Shylock, « Monologue »dans :SHAKESPEARE, Le marchand de Venise, Paris, Le Livre de Poche, 2008 [éd. originale : 1600], Acte III, scène 1.

[La livre de chair que je réclame à Antonio me servira] à amorcer les poissons.

Si elle ne nourrit rien d'autre, elle nourrira ma vengeance.

Il m'a humilié ; il m'a fait tort d'un demi-million ;

Il a ri de mes pertes ; il s'est moqué de mes gains ;

Il a humilié ma nation ; il m'a fait manquer des marchés ;

Il a refroidi mes amis, échauffé mes ennemis ; et pourquoi ? Je suis Juif.

Un juif n'a-t-il pas des yeux ? Un juif n'a-t-il pas, comme un chrétien, des mains,

des organes, des dimensions, des sens, des affections, des passions ?

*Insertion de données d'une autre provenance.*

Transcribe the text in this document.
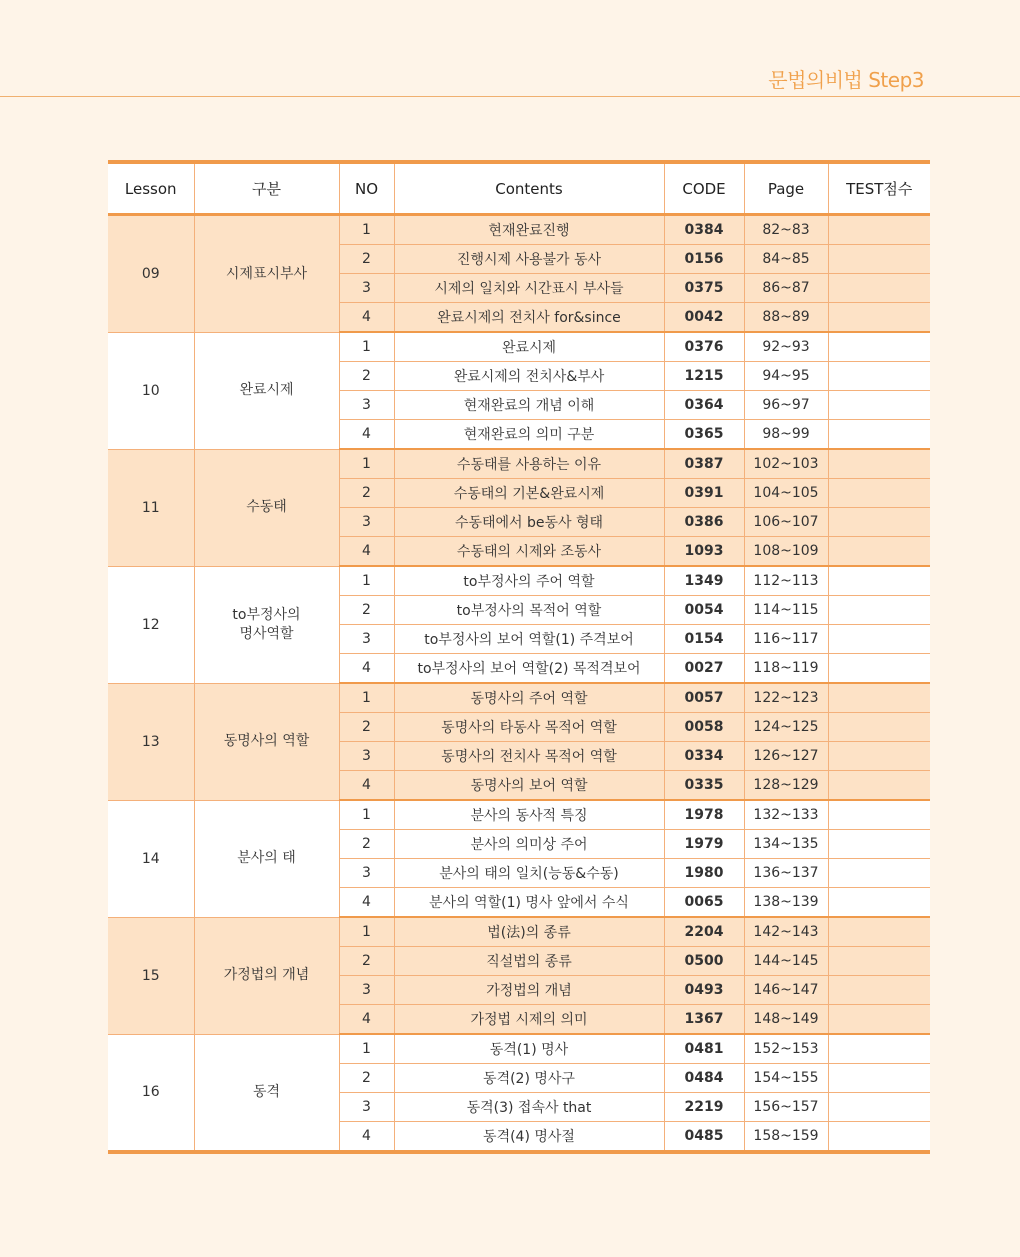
문법의비법 Step3
Lesson	구분	NO	Contents	CODE	Page	TEST점수
09	시제표시부사	1	현재완료진행	0384	82~83	
		2	진행시제 사용불가 동사	0156	84~85	
		3	시제의 일치와 시간표시 부사들	0375	86~87	
		4	완료시제의 전치사 for&since	0042	88~89	
10	완료시제	1	완료시제	0376	92~93	
		2	완료시제의 전치사&부사	1215	94~95	
		3	현재완료의 개념 이해	0364	96~97	
		4	현재완료의 의미 구분	0365	98~99	
11	수동태	1	수동태를 사용하는 이유	0387	102~103	
		2	수동태의 기본&완료시제	0391	104~105	
		3	수동태에서 be동사 형태	0386	106~107	
		4	수동태의 시제와 조동사	1093	108~109	
12	to부정사의 명사역할	1	to부정사의 주어 역할	1349	112~113	
		2	to부정사의 목적어 역할	0054	114~115	
		3	to부정사의 보어 역할(1) 주격보어	0154	116~117	
		4	to부정사의 보어 역할(2) 목적격보어	0027	118~119	
13	동명사의 역할	1	동명사의 주어 역할	0057	122~123	
		2	동명사의 타동사 목적어 역할	0058	124~125	
		3	동명사의 전치사 목적어 역할	0334	126~127	
		4	동명사의 보어 역할	0335	128~129	
14	분사의 태	1	분사의 동사적 특징	1978	132~133	
		2	분사의 의미상 주어	1979	134~135	
		3	분사의 태의 일치(능동&수동)	1980	136~137	
		4	분사의 역할(1) 명사 앞에서 수식	0065	138~139	
15	가정법의 개념	1	법(法)의 종류	2204	142~143	
		2	직설법의 종류	0500	144~145	
		3	가정법의 개념	0493	146~147	
		4	가정법 시제의 의미	1367	148~149	
16	동격	1	동격(1) 명사	0481	152~153	
		2	동격(2) 명사구	0484	154~155	
		3	동격(3) 접속사 that	2219	156~157	
		4	동격(4) 명사절	0485	158~159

N'est- il pas nourri de la même nourriture, blessé par les mêmes armes, sujet aux mêmes maladies, guéri par les mêmes remèdes, réchauffé et glacé par le même été et le même hiver ?

Si vous nous piquez, ne saignons- nous pas ?

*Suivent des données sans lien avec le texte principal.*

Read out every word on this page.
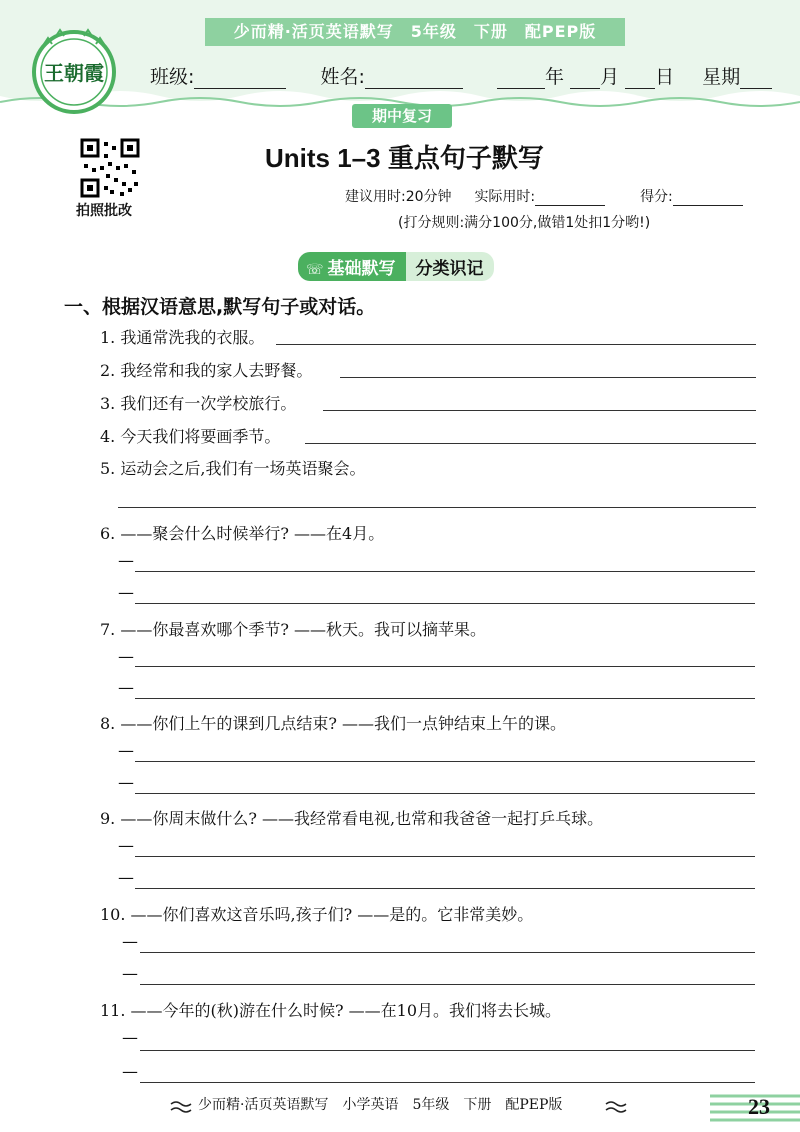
少而精·活页英语默写　5年级　下册　配PEP版
王朝霞 班级:	姓名:	年 月 日 星期
期中复习
拍照批改
Units 1–3 重点句子默写
建议用时:20分钟 实际用时:	得分:
(打分规则:满分100分,做错1处扣1分哟!)
☏ 基础默写 分类识记
一、根据汉语意思,默写句子或对话。
1. 我通常洗我的衣服。
2. 我经常和我的家人去野餐。
3. 我们还有一次学校旅行。
4. 今天我们将要画季节。
5. 运动会之后,我们有一场英语聚会。
6. ——聚会什么时候举行? ——在4月。
—
—
7. ——你最喜欢哪个季节? ——秋天。我可以摘苹果。
—
—
8. ——你们上午的课到几点结束? ——我们一点钟结束上午的课。
—
—
9. ——你周末做什么? ——我经常看电视,也常和我爸爸一起打乒乓球。
—
—
10. ——你们喜欢这音乐吗,孩子们? ——是的。它非常美妙。
—
—
11. ——今年的(秋)游在什么时候? ——在10月。我们将去长城。
—
—
少而精·活页英语默写　小学英语　5年级　下册　配PEP版	23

Si vous nous chatouillez, ne rions-nous pas ?

Si vous nous empoisonnez, ne mourons-nous pas ?

Et si vous nous faites du mal, ne nous vengerons-nous pas ?

Si nous sommes semblables à vous en tout le reste, nous vous ressemblerons aussi en cela.

Si un Juif cause du tort à un Chrétien, quelle est sa modération ? La vengeance.

Si un Chrétien cause du tort à un Juif, devra-t-il souffrir à l'exemple des Chrétiens ? Il se vengera.

La vilénie que vous m'enseignez, je l'exécuterai ;

Et quelque peine qu'il m'en coûte, je dépasserai mes maîtres.